52 Ancestors - Week 6 - Favourite Name - Angelina Lovell/Bliss/Wilkinson

Sometimes you see a name and it creates a picture of the life that person might have had. I always thought that my 3x great aunt Angelina Bliss would have had a wonderful life. However, when I started looking, frankly, I was shocked by uncovering things that hint at a life that belies her name.

Angelina Lovell, the youngest surviving child of Benjamin and Hester, was born in 1852 in Motueka, New Zealand, probably in the middle of the town where I now live. Just behind her likely birthplace is Wilkinson Street. I assumed Angelina had married Mr. Bliss, he had passed away and she had married Mr. Wilkinson, who may or may not have been the local dignitary after whom the street was named.

Angelina's parents had arrived as assisted immigrants and first settlers to Nelson in 1842 and within a few months had moved to what is now Golden Bay. They quickly moved back to Motueka where there were more Europeans because Hester did not feel safe and, unlike her sister in law Ann, struggled to get on with local Maori. Angelina would have grown up in an isolated frontier village and would have been expected to work from a very early age, though she would have attended the local school just across the paddock. As a teenager, she may have occasionally sailed to Nelson to visit her older sisters, Christina and Mary.

In the late 1860s at the time of the West Coast gold rush, Mary moved to Greymouth where a thriving store was set up by her husband.
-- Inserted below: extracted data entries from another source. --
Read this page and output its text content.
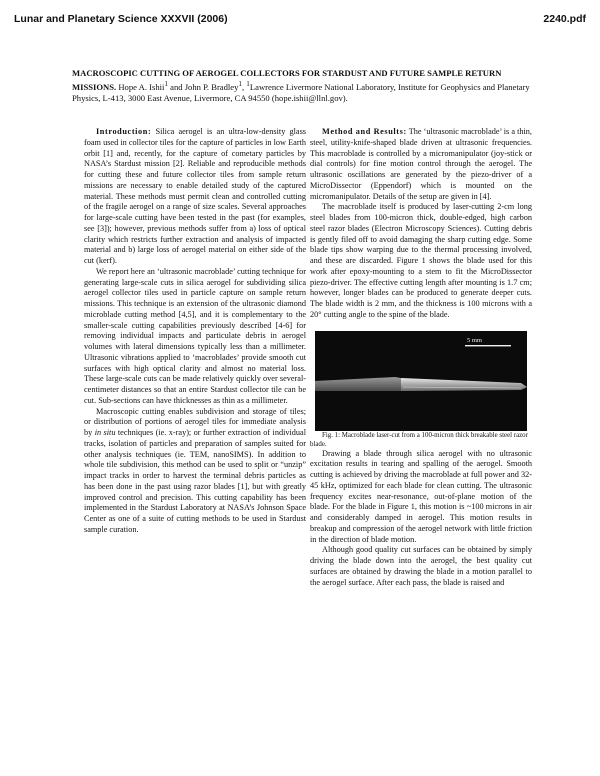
Lunar and Planetary Science XXXVII (2006)	2240.pdf
MACROSCOPIC CUTTING OF AEROGEL COLLECTORS FOR STARDUST AND FUTURE SAMPLE RETURN MISSIONS. Hope A. Ishii$^1$ and John P. Bradley$^1$, $^1$Lawrence Livermore National Laboratory, Institute for Geophysics and Planetary Physics, L-413, 3000 East Avenue, Livermore, CA 94550 (hope.ishii@llnl.gov).

Introduction: Silica aerogel is an ultra-low-density glass foam used in collector tiles for the capture of particles in low Earth orbit [1] and, recently, for the capture of cometary particles by NASA’s Stardust mission [2]. Reliable and reproducible methods for cutting these and future collector tiles from sample return missions are necessary to enable detailed study of the captured material. These methods must permit clean and controlled cutting of the fragile aerogel on a range of size scales. Several approaches for large-scale cutting have been tested in the past (for examples, see [3]); however, previous methods suffer from a) loss of optical clarity which restricts further extraction and analysis of impacted material and b) large loss of aerogel material on either side of the cut (kerf).

We report here an ‘ultrasonic macroblade’ cutting technique for generating large-scale cuts in silica aerogel for subdividing silica aerogel collector tiles used in particle capture on sample return missions. This technique is an extension of the ultrasonic diamond microblade cutting method [4,5], and it is complementary to the smaller-scale cutting capabilities previously described [4-6] for removing individual impacts and particulate debris in aerogel volumes with lateral dimensions typically less than a millimeter. Ultrasonic vibrations applied to ‘macroblades’ provide smooth cut surfaces with high optical clarity and almost no material loss. These large-scale cuts can be made relatively quickly over several-centimeter distances so that an entire Stardust collector tile can be cut. Sub-sections can have thicknesses as thin as a millimeter.

Macroscopic cutting enables subdivision and storage of tiles; or distribution of portions of aerogel tiles for immediate analysis by in situ techniques (ie. x-ray); or further extraction of individual tracks, isolation of particles and preparation of samples suited for other analysis techniques (ie. TEM, nanoSIMS). In addition to whole tile subdivision, this method can be used to split or “unzip” impact tracks in order to harvest the terminal debris particles as has been done in the past using razor blades [1], but with greatly improved control and precision. This cutting capability has been implemented in the Stardust Laboratory at NASA’s Johnson Space Center as one of a suite of cutting methods to be used in Stardust sample curation.

Method and Results: The ‘ultrasonic macroblade’ is a thin, steel, utility-knife-shaped blade driven at ultrasonic frequencies. This macroblade is controlled by a micromanipulator (joy-stick or dial controls) for fine motion control through the aerogel. The ultrasonic oscillations are generated by the piezo-driver of a MicroDissector (Eppendorf) which is mounted on the micromanipulator. Details of the setup are given in [4].

The macroblade itself is produced by laser-cutting 2-cm long steel blades from 100-micron thick, double-edged, high carbon steel razor blades (Electron Microscopy Sciences). Cutting debris is gently filed off to avoid damaging the sharp cutting edge. Some blade tips show warping due to the thermal processing involved, and these are discarded. Figure 1 shows the blade used for this work after epoxy-mounting to a stem to fit the MicroDissector piezo-driver. The effective cutting length after mounting is 1.7 cm; however, longer blades can be produced to generate deeper cuts. The blade width is 2 mm, and the thickness is 100 microns with a 20° cutting angle to the spine of the blade.

5 mm

Fig. 1: Macroblade laser-cut from a 100-micron thick breakable steel razor blade.

Drawing a blade through silica aerogel with no ultrasonic excitation results in tearing and spalling of the aerogel. Smooth cutting is achieved by driving the macroblade at full power and 32-45 kHz, optimized for each blade for clean cutting. The ultrasonic frequency excites near-resonance, out-of-plane motion of the blade. For the blade in Figure 1, this motion is ~100 microns in air and considerably damped in aerogel. This motion results in breakup and compression of the aerogel network with little friction in the direction of blade motion.

Although good quality cut surfaces can be obtained by simply driving the blade down into the aerogel, the best quality cut surfaces are obtained by drawing the blade in a motion parallel to the aerogel surface. After each pass, the blade is raised and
Newspaper articles suggest that other family members followed, and there is a tantalising glimpse of a sister working as Mary's servant. In the same newspaper, is a mention of an Alfred Bliss applying for a gold mining claim. Angelina may well have met Alfred in Greymouth, though they married in Nelson in 1879.
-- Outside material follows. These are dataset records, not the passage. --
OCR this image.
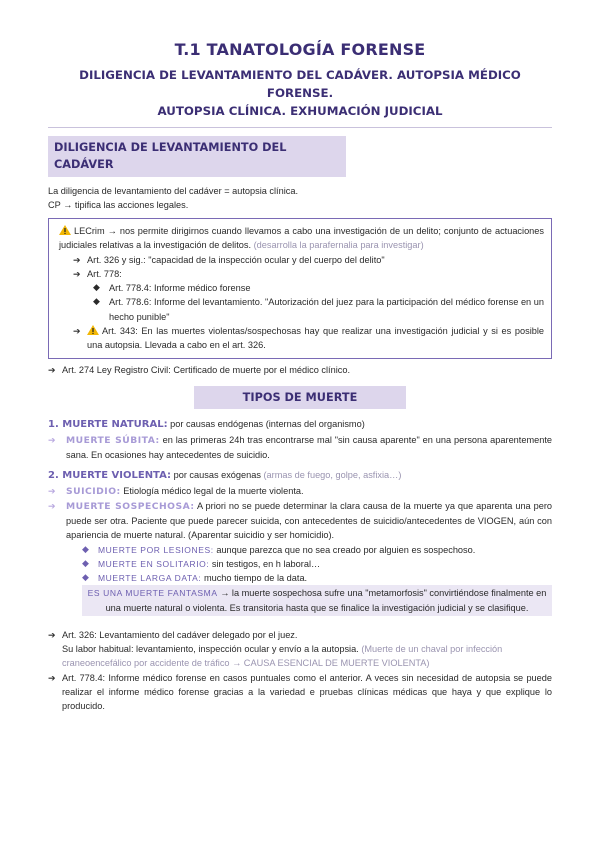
T.1 TANATOLOGÍA FORENSE
DILIGENCIA DE LEVANTAMIENTO DEL CADÁVER. AUTOPSIA MÉDICO FORENSE.
AUTOPSIA CLÍNICA. EXHUMACIÓN JUDICIAL
DILIGENCIA DE LEVANTAMIENTO DEL CADÁVER
La diligencia de levantamiento del cadáver = autopsia clínica.
CP → tipifica las acciones legales.
LECrim → nos permite dirigirnos cuando llevamos a cabo una investigación de un delito; conjunto de actuaciones judiciales relativas a la investigación de delitos. (desarrolla la parafernalia para investigar)
➔ Art. 326 y sig.: "capacidad de la inspección ocular y del cuerpo del delito"
➔ Art. 778:
◆ Art. 778.4: Informe médico forense
◆ Art. 778.6: Informe del levantamiento. "Autorización del juez para la participación del médico forense en un hecho punible"
➔	Art. 343: En las muertes violentas/sospechosas hay que realizar una investigación judicial y si es posible una autopsia. Llevada a cabo en el art. 326.
➔ Art. 274 Ley Registro Civil: Certificado de muerte por el médico clínico.
TIPOS DE MUERTE
1. MUERTE NATURAL: por causas endógenas (internas del organismo)
➔	MUERTE SÚBITA: en las primeras 24h tras encontrarse mal "sin causa aparente" en una persona aparentemente sana. En ocasiones hay antecedentes de suicidio.
2. MUERTE VIOLENTA: por causas exógenas (armas de fuego, golpe, asfixia…)
➔	SUICIDIO: Etiología médico legal de la muerte violenta.
➔	MUERTE SOSPECHOSA: A priori no se puede determinar la clara causa de la muerte ya que aparenta una pero puede ser otra. Paciente que puede parecer suicida, con antecedentes de suicidio/antecedentes de VIOGEN, aún con apariencia de muerte natural. (Aparentar suicidio y ser homicidio).
◆	MUERTE POR LESIONES: aunque parezca que no sea creado por alguien es sospechoso.
◆	MUERTE EN SOLITARIO: sin testigos, en h laboral…
◆	MUERTE LARGA DATA: mucho tiempo de la data.
ES UNA MUERTE FANTASMA → la muerte sospechosa sufre una "metamorfosis" convirtiéndose finalmente en una muerte natural o violenta. Es transitoria hasta que se finalice la investigación judicial y se clasifique.
➔ Art. 326: Levantamiento del cadáver delegado por el juez.
Su labor habitual: levantamiento, inspección ocular y envío a la autopsia. (Muerte de un chaval por infección craneoencefálico por accidente de tráfico → CAUSA ESENCIAL DE MUERTE VIOLENTA)
➔ Art. 778.4: Informe médico forense en casos puntuales como el anterior. A veces sin necesidad de autopsia se puede realizar el informe médico forense gracias a la variedad e pruebas clínicas médicas que haya y que explique lo producido.
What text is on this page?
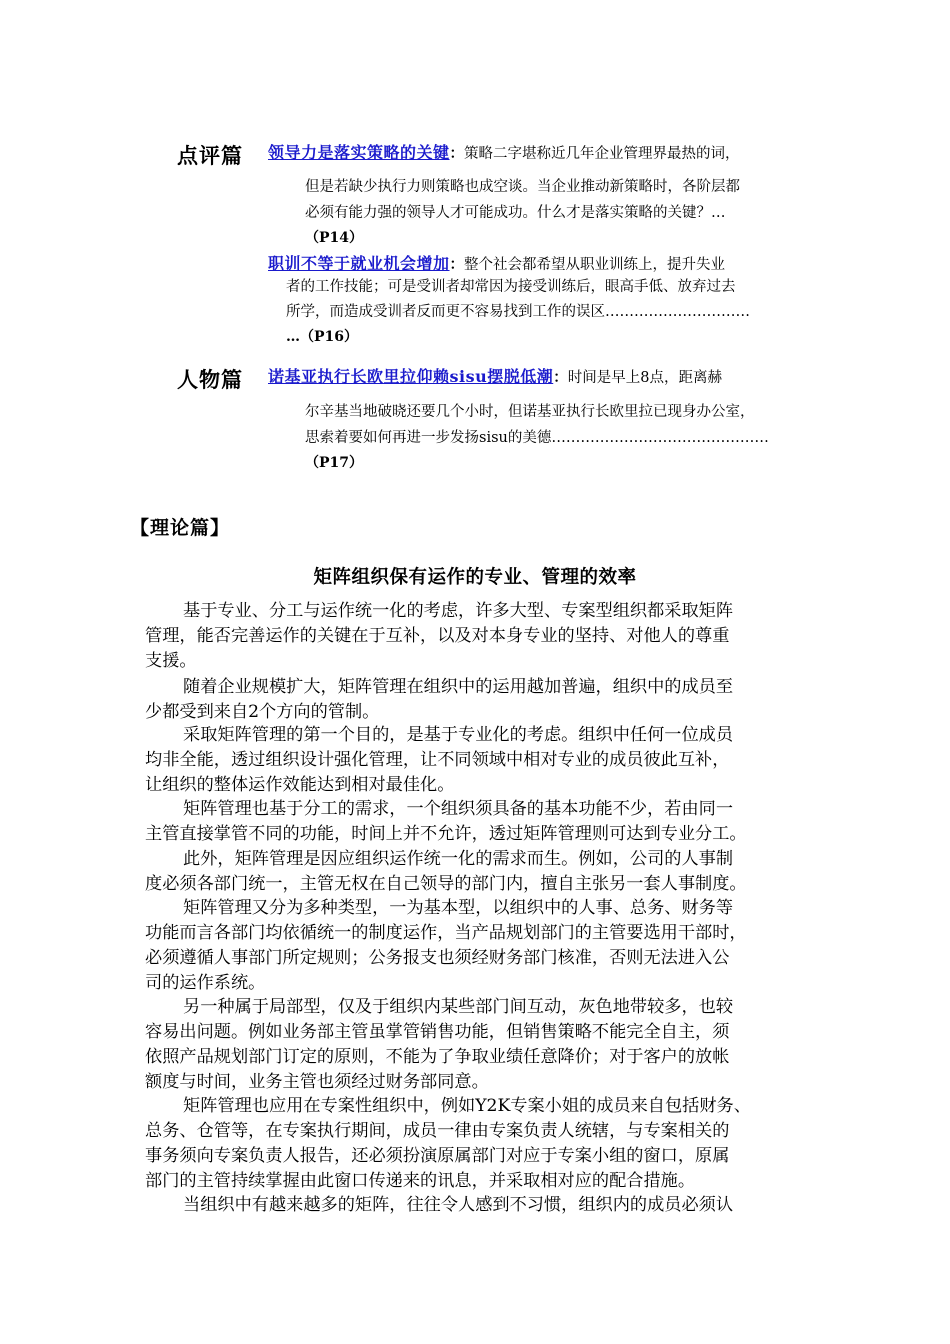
点评篇 领导力是落实策略的关键：策略二字堪称近几年企业管理界最热的词，
但是若缺少执行力则策略也成空谈。当企业推动新策略时，各阶层都
必须有能力强的领导人才可能成功。什么才是落实策略的关键？…
（P14）
职训不等于就业机会增加：整个社会都希望从职业训练上，提升失业
者的工作技能；可是受训者却常因为接受训练后，眼高手低、放弃过去
所学，而造成受训者反而更不容易找到工作的误区…………………………
…（P16）
人物篇 诺基亚执行长欧里拉仰赖sisu摆脱低潮：时间是早上8点，距离赫
尔辛基当地破晓还要几个小时，但诺基亚执行长欧里拉已现身办公室，
思索着要如何再进一步发扬sisu的美德………………………………………
（P17）
【理论篇】
矩阵组织保有运作的专业、管理的效率
基于专业、分工与运作统一化的考虑，许多大型、专案型组织都采取矩阵
管理，能否完善运作的关键在于互补，以及对本身专业的坚持、对他人的尊重
支援。
随着企业规模扩大，矩阵管理在组织中的运用越加普遍，组织中的成员至
少都受到来自2个方向的管制。
采取矩阵管理的第一个目的，是基于专业化的考虑。组织中任何一位成员
均非全能，透过组织设计强化管理，让不同领域中相对专业的成员彼此互补，
让组织的整体运作效能达到相对最佳化。
矩阵管理也基于分工的需求，一个组织须具备的基本功能不少，若由同一
主管直接掌管不同的功能，时间上并不允许，透过矩阵管理则可达到专业分工。
此外，矩阵管理是因应组织运作统一化的需求而生。例如，公司的人事制
度必须各部门统一，主管无权在自己领导的部门内，擅自主张另一套人事制度。
矩阵管理又分为多种类型，一为基本型，以组织中的人事、总务、财务等
功能而言各部门均依循统一的制度运作，当产品规划部门的主管要选用干部时，
必须遵循人事部门所定规则；公务报支也须经财务部门核准，否则无法进入公
司的运作系统。
另一种属于局部型，仅及于组织内某些部门间互动，灰色地带较多，也较
容易出问题。例如业务部主管虽掌管销售功能，但销售策略不能完全自主，须
依照产品规划部门订定的原则，不能为了争取业绩任意降价；对于客户的放帐
额度与时间，业务主管也须经过财务部同意。
矩阵管理也应用在专案性组织中，例如Y2K专案小姐的成员来自包括财务、
总务、仓管等，在专案执行期间，成员一律由专案负责人统辖，与专案相关的
事务须向专案负责人报告，还必须扮演原属部门对应于专案小组的窗口，原属
部门的主管持续掌握由此窗口传递来的讯息，并采取相对应的配合措施。
当组织中有越来越多的矩阵，往往令人感到不习惯，组织内的成员必须认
Alfred's name used for the registration of his children's births is Alfred Horace Eustace Rawland Bliss. The fancy name, the fact that he supposedly came from Walworth in Surrey and published the marriage in the newspaper suggests a man with some standing. By 1885, Albert and Angelina had five children and were living in Wellington. Albert had been working as a cook and had got into financial difficulties owing nearly a hundred pounds. His only asset was twenty pounds worth of furniture. By the end of that year he was a discharged bankrupt and their four month old daughter had died. In the next five years Angelina gave birth to and lost three more children including a twin daughter. Their final child, Frank, was born in 1890. No more can be found about Alfred Bliss, although Frank stated when he married that Alfred was a seaman so perhaps Alfred died at sea.

Nothing much more was seen of Angelina in the newspapers either for a few years apart from a charge of obscene language relating to a slanging match with another couple in 1893. Her children then started to appear in the papers instead. In 1895, her fourteen and a half year old son, also Alfred Bliss, was charged with being a destitute child and was committed to an industrial school as his mother was unable to support him. (You'll be pleased to know Alfred made good in the end, becoming a marine engineer and fighting in both South Africa and on the Western Front. Sadly he was killed in 1917, but not before winning the Military Medal.) In 1896, Angelina married Thomas Joseph Wilkinson.

By 1900, Angelina was living in Christchurch. The NZ Police Gazette shows that Thomas, a 35 year old English seaman and labourer, had deserted Angelina leaving her with no means of support for her two small children. He was also at risk of fleeing the country. When he finally appeared in court a year later, Angelina begged the magistrate to give him a second chance. He obviously deserted her again because while her sons were in South Africa in 1902, she is listed as next of kin at Ohau, south of Levin, where they had been working. When Thomas was arrested in Auckland in 1903, the desertion charges were dropped. Things hadn't gone well for Angelina's eldest daughter, Esther, either. She had also been in court, charged with being a vagrant after being found sleeping rough in Hagley Park, Christchurch. After running away from care twice, she was sentenced to a month's imprisonment. She was only seventeen.

What started so well for the the girl with the beautiful name ended in late September of 1903. Aged only 52, Angelina passed away at Epuni Street, Aro Valley, Wellington. Even today, though it has been gentrified, the small, close packed wooden houses in narrow streets tucked in under a hill, do not suggest affluence.